A family support worker, who referred many families to Aberlour, said: “It was particularly tough for the families referred to Aberlour who had been doing quite well and managing fine financially, and never had to worry about the benefit system. All of a sudden, they or their partner lost their job, and they couldn’t afford to pay the bills or put food on the table.

"That for them was a huge shock; when you have gone from managing, feeling really quite confident about your monthly budget, and then that just falls down overnight. It wasn’t just the financial impact, but the emotional impact too. One parent came to us and asked, how do I feed my children?! I have no money left. That was the biggest change from Covid, families who have never struggled before, their worlds were suddenly torn apart.”

Sue’s story

Sue lives in Falkirk with her husband and six children. Sue first found out about Aberlour three years ago. Her son Luke, who was 11 at the time, was having problems at school. He has ADHD and autism, and it was clear to her that he wasn’t getting the support he needed with his education. No one was listening to her, until Angela, a support family worker from Aberlour stepped in. Angela’s job is to help children like Luke and their families with whatever issues they may be facing, before they get out of control.

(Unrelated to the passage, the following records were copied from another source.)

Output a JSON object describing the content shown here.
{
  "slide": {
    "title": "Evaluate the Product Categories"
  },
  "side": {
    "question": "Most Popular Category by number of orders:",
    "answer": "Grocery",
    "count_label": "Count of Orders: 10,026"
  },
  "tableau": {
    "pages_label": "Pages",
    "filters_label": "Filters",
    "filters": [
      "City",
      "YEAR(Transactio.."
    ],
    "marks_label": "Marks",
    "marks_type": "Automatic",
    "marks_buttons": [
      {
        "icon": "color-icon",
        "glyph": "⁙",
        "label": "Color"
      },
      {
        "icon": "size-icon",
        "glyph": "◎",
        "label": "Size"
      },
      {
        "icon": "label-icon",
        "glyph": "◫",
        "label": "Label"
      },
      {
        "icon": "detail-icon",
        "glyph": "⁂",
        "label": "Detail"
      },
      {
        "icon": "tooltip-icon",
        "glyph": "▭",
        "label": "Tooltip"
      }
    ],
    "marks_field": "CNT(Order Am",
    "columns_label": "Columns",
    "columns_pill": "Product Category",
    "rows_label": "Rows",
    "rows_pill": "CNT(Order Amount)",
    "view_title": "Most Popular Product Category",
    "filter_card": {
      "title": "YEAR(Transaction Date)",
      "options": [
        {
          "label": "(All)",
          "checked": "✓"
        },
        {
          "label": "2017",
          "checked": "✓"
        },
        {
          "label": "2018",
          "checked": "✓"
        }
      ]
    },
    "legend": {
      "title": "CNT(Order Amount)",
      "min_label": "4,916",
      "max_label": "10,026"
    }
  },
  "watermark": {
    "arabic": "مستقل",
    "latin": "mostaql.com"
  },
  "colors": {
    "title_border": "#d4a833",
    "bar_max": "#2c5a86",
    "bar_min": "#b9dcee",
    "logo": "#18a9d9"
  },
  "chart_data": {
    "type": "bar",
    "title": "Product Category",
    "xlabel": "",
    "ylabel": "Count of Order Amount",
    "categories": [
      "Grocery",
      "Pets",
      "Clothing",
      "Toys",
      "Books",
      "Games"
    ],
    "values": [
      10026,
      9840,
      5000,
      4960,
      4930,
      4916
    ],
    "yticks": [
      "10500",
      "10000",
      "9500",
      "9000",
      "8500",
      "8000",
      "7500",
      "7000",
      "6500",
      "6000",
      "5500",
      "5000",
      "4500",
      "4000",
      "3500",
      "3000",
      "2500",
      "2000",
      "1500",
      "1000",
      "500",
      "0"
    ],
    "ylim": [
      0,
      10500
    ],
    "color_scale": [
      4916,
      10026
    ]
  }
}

Together, Angela and Sue worked with the school so Luke could have the same opportunity to thrive as every other child. As Aberlour says, “A bad start shouldn’t mean a bad end”. Luke’s situation began to improve, and he started to do much better.

Then Covid hit.

Sue didn’t just have to deal with Luke’s issues – she also had to worry about where the next meal was coming from. Her husband was furloughed, so their income took a heavy hit. Bills and debts began to mount up, and feeding the children became a big challenge. Her family tried to help with the grocery shops whenever they could, but they were forced to start using a foodbank. The family also started to struggle to find enough money to keep the electricity meter topped up, and the warning beep was a constant reminder that money was about to run out.

It was then Sue decided to get back in touch with Angela. She helped Sue access an emergency cash grant from Aberlour’s Urgent Assistance Fund, which meant she was able to buy food to feed the children and top up the electricity meter to keep them warm. They are also working together on a longer-term plan to get on top of the family’s finances.

Sue said: “Before lockdown things were starting to get back on track for us. Don’t get me wrong, we still had our ups and downs but we were coping and Luke was doing much better. Then, when Covid hit, things quickly started to get worse. I was embarrassed about what people would think when I started using the foodbank, and on top of that with the whole family at home and a new baby to keep warm our utility bills were much bigger than before. I just felt hopeless. 

"The help we got was absolutely fantastic. I can’t think how I would have done it without Aberlour. It’s more than just help for the children, it’s emotional help for us as well. I know that Angela will always be there at the end of the phone. She was there for us before the pandemic, during lockdown, and I know she will still be there whenever I need her help in the future.”